Forthcoming from Nawakum Press
2022
A DESCENT into the
MAELSTROM
EDGAR ALLAN POE
“Here, my dear readers, is an American novelist of high reputation; you know his name no doubt... So allow me to tell you about the man and his work; they both occupy an important place in the history of the imagination, for Poe created a separate genre, proceeding only from himself... he has pushed back the limits of the impossible; he will have imitators. They will try to go beyond, to exaggerate his way; but more than one will think they can surpass him, who will not even equal him.”
~ Jules Verne, Musée des familles 1864
“As the old man spoke, I became aware of a loud and gradually increasing sound, like the moaning of a vast herd of buffaloes upon an American prairie; and at the same moment I perceived that what seamen term the chopping character of the ocean beneath us, was rapidly changing into a current which set to the eastward. Even while I gazed, this current acquired a monstrous velocity. Each moment added to its speed—to its headlong impetuosity. In five minutes the whole sea, as far as Vurrgh, was lashed into ungovernable fury; but it was between Moskoe and the coast that the main uproar held its sway. Here the vast bed of the waters, seamed and scarred into a thousand conflicting channels, burst suddenly into phrensied convulsion—heaving, boiling, hissing—gyrating in gigantic and innumerable vortices, and all whirling and plunging on to the eastward with a rapidity which water never elsewhere assumes except in precipitous descents.”
In 1841 Edgar Allan Poe, the architect of the modern short story, wrote ‘A Descent into the Maelstrom.’ Poe considered it one of his best tales. It draws its inspiration from the raging waters that surround the desolate Lofoten Island archipelago in the North Sea, off the Norwegian coast. Three fishermen, who are brothers, are caught in a windstorm and pulled into the swirling tumult that creates one of the largest whirlpools, or maelstroms, in the world.
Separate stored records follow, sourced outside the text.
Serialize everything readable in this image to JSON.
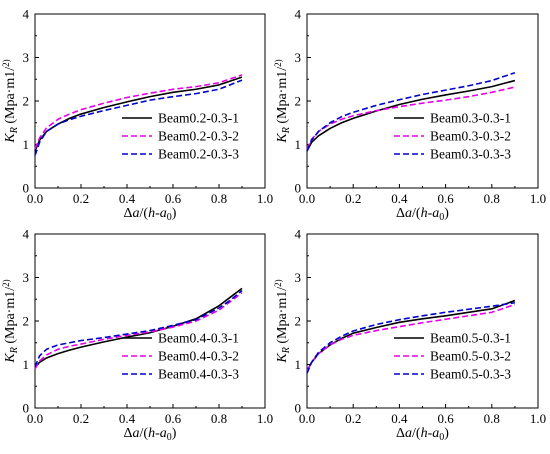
{
  "chart_data": [
    {
      "type": "line",
      "xlabel": "Δa/(h-a0)",
      "ylabel": "KR (Mpa·m1/2)",
      "xlim": [
        0,
        1
      ],
      "ylim": [
        0,
        4
      ],
      "xticks": [
        "0.0",
        "0.2",
        "0.4",
        "0.6",
        "0.8",
        "1.0"
      ],
      "yticks": [
        "0",
        "1",
        "2",
        "3",
        "4"
      ],
      "legend": "lower-right",
      "series": [
        {
          "name": "Beam0.2-0.3-1",
          "color": "#000000",
          "dash": "solid",
          "x": [
            0,
            0.02,
            0.05,
            0.1,
            0.15,
            0.2,
            0.3,
            0.4,
            0.5,
            0.6,
            0.7,
            0.8,
            0.9
          ],
          "y": [
            0.85,
            1.1,
            1.3,
            1.47,
            1.6,
            1.7,
            1.85,
            1.98,
            2.1,
            2.2,
            2.27,
            2.37,
            2.55
          ]
        },
        {
          "name": "Beam0.2-0.3-2",
          "color": "#e600e6",
          "dash": "dash",
          "x": [
            0,
            0.02,
            0.05,
            0.1,
            0.15,
            0.2,
            0.3,
            0.4,
            0.5,
            0.6,
            0.7,
            0.8,
            0.9
          ],
          "y": [
            0.9,
            1.15,
            1.38,
            1.58,
            1.7,
            1.8,
            1.95,
            2.08,
            2.18,
            2.27,
            2.33,
            2.42,
            2.6
          ]
        },
        {
          "name": "Beam0.2-0.3-3",
          "color": "#0000cc",
          "dash": "dash",
          "x": [
            0,
            0.02,
            0.05,
            0.1,
            0.15,
            0.2,
            0.3,
            0.4,
            0.5,
            0.6,
            0.7,
            0.8,
            0.9
          ],
          "y": [
            0.75,
            1.05,
            1.3,
            1.47,
            1.57,
            1.65,
            1.78,
            1.9,
            2.02,
            2.1,
            2.17,
            2.27,
            2.48
          ]
        }
      ]
    },
    {
      "type": "line",
      "xlabel": "Δa/(h-a0)",
      "ylabel": "KR (Mpa·m1/2)",
      "xlim": [
        0,
        1
      ],
      "ylim": [
        0,
        4
      ],
      "xticks": [
        "0.0",
        "0.2",
        "0.4",
        "0.6",
        "0.8",
        "1.0"
      ],
      "yticks": [
        "0",
        "1",
        "2",
        "3",
        "4"
      ],
      "legend": "lower-right",
      "series": [
        {
          "name": "Beam0.3-0.3-1",
          "color": "#000000",
          "dash": "solid",
          "x": [
            0,
            0.02,
            0.05,
            0.1,
            0.15,
            0.2,
            0.3,
            0.4,
            0.5,
            0.6,
            0.7,
            0.8,
            0.9
          ],
          "y": [
            0.85,
            1.05,
            1.2,
            1.37,
            1.5,
            1.6,
            1.77,
            1.92,
            2.04,
            2.14,
            2.23,
            2.33,
            2.47
          ]
        },
        {
          "name": "Beam0.3-0.3-2",
          "color": "#e600e6",
          "dash": "dash",
          "x": [
            0,
            0.02,
            0.05,
            0.1,
            0.15,
            0.2,
            0.3,
            0.4,
            0.5,
            0.6,
            0.7,
            0.8,
            0.9
          ],
          "y": [
            0.9,
            1.12,
            1.3,
            1.47,
            1.58,
            1.66,
            1.78,
            1.87,
            1.95,
            2.02,
            2.1,
            2.2,
            2.32
          ]
        },
        {
          "name": "Beam0.3-0.3-3",
          "color": "#0000cc",
          "dash": "dash",
          "x": [
            0,
            0.02,
            0.05,
            0.1,
            0.15,
            0.2,
            0.3,
            0.4,
            0.5,
            0.6,
            0.7,
            0.8,
            0.9
          ],
          "y": [
            0.85,
            1.1,
            1.3,
            1.5,
            1.64,
            1.74,
            1.9,
            2.03,
            2.15,
            2.25,
            2.35,
            2.47,
            2.65
          ]
        }
      ]
    },
    {
      "type": "line",
      "xlabel": "Δa/(h-a0)",
      "ylabel": "KR (Mpa·m1/2)",
      "xlim": [
        0,
        1
      ],
      "ylim": [
        0,
        4
      ],
      "xticks": [
        "0.0",
        "0.2",
        "0.4",
        "0.6",
        "0.8",
        "1.0"
      ],
      "yticks": [
        "0",
        "1",
        "2",
        "3",
        "4"
      ],
      "legend": "lower-right",
      "series": [
        {
          "name": "Beam0.4-0.3-1",
          "color": "#000000",
          "dash": "solid",
          "x": [
            0,
            0.02,
            0.05,
            0.1,
            0.15,
            0.2,
            0.3,
            0.4,
            0.5,
            0.6,
            0.7,
            0.8,
            0.85,
            0.9
          ],
          "y": [
            0.95,
            1.05,
            1.15,
            1.25,
            1.33,
            1.4,
            1.52,
            1.63,
            1.73,
            1.88,
            2.05,
            2.35,
            2.55,
            2.75
          ]
        },
        {
          "name": "Beam0.4-0.3-2",
          "color": "#e600e6",
          "dash": "dash",
          "x": [
            0,
            0.02,
            0.05,
            0.1,
            0.15,
            0.2,
            0.3,
            0.4,
            0.5,
            0.6,
            0.7,
            0.8,
            0.85,
            0.9
          ],
          "y": [
            0.9,
            1.08,
            1.22,
            1.35,
            1.42,
            1.47,
            1.58,
            1.67,
            1.75,
            1.86,
            2.0,
            2.25,
            2.45,
            2.65
          ]
        },
        {
          "name": "Beam0.4-0.3-3",
          "color": "#0000cc",
          "dash": "dash",
          "x": [
            0,
            0.02,
            0.05,
            0.1,
            0.15,
            0.2,
            0.3,
            0.4,
            0.5,
            0.6,
            0.7,
            0.8,
            0.85,
            0.9
          ],
          "y": [
            0.95,
            1.2,
            1.35,
            1.45,
            1.5,
            1.55,
            1.62,
            1.7,
            1.78,
            1.9,
            2.03,
            2.3,
            2.48,
            2.7
          ]
        }
      ]
    },
    {
      "type": "line",
      "xlabel": "Δa/(h-a0)",
      "ylabel": "KR (Mpa·m1/2)",
      "xlim": [
        0,
        1
      ],
      "ylim": [
        0,
        4
      ],
      "xticks": [
        "0.0",
        "0.2",
        "0.4",
        "0.6",
        "0.8",
        "1.0"
      ],
      "yticks": [
        "0",
        "1",
        "2",
        "3",
        "4"
      ],
      "legend": "lower-right",
      "series": [
        {
          "name": "Beam0.5-0.3-1",
          "color": "#000000",
          "dash": "solid",
          "x": [
            0,
            0.02,
            0.05,
            0.1,
            0.15,
            0.2,
            0.3,
            0.4,
            0.5,
            0.6,
            0.7,
            0.8,
            0.9
          ],
          "y": [
            0.85,
            1.05,
            1.25,
            1.45,
            1.6,
            1.72,
            1.85,
            1.97,
            2.05,
            2.12,
            2.2,
            2.28,
            2.47
          ]
        },
        {
          "name": "Beam0.5-0.3-2",
          "color": "#e600e6",
          "dash": "dash",
          "x": [
            0,
            0.02,
            0.05,
            0.1,
            0.15,
            0.2,
            0.3,
            0.4,
            0.5,
            0.6,
            0.7,
            0.8,
            0.9
          ],
          "y": [
            0.85,
            1.05,
            1.25,
            1.45,
            1.58,
            1.67,
            1.78,
            1.87,
            1.96,
            2.04,
            2.12,
            2.2,
            2.38
          ]
        },
        {
          "name": "Beam0.5-0.3-3",
          "color": "#0000cc",
          "dash": "dash",
          "x": [
            0,
            0.02,
            0.05,
            0.1,
            0.15,
            0.2,
            0.3,
            0.4,
            0.5,
            0.6,
            0.7,
            0.8,
            0.9
          ],
          "y": [
            0.8,
            1.05,
            1.28,
            1.5,
            1.65,
            1.77,
            1.92,
            2.03,
            2.12,
            2.2,
            2.27,
            2.34,
            2.42
          ]
        }
      ]
    }
  ]
}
Poe had learned about this deadly sea phenomena from several sources, which included an account in Fraser’s Magazine in 1834 titled ‘The Maelstrom: A Fragment’. The narrator of Poe’s tale is a fisherman who tells the tale of how he and his two brothers were caught in the maelstrom, and how his brothers were sucked under into the abyss and perished, while he alone managed to survive.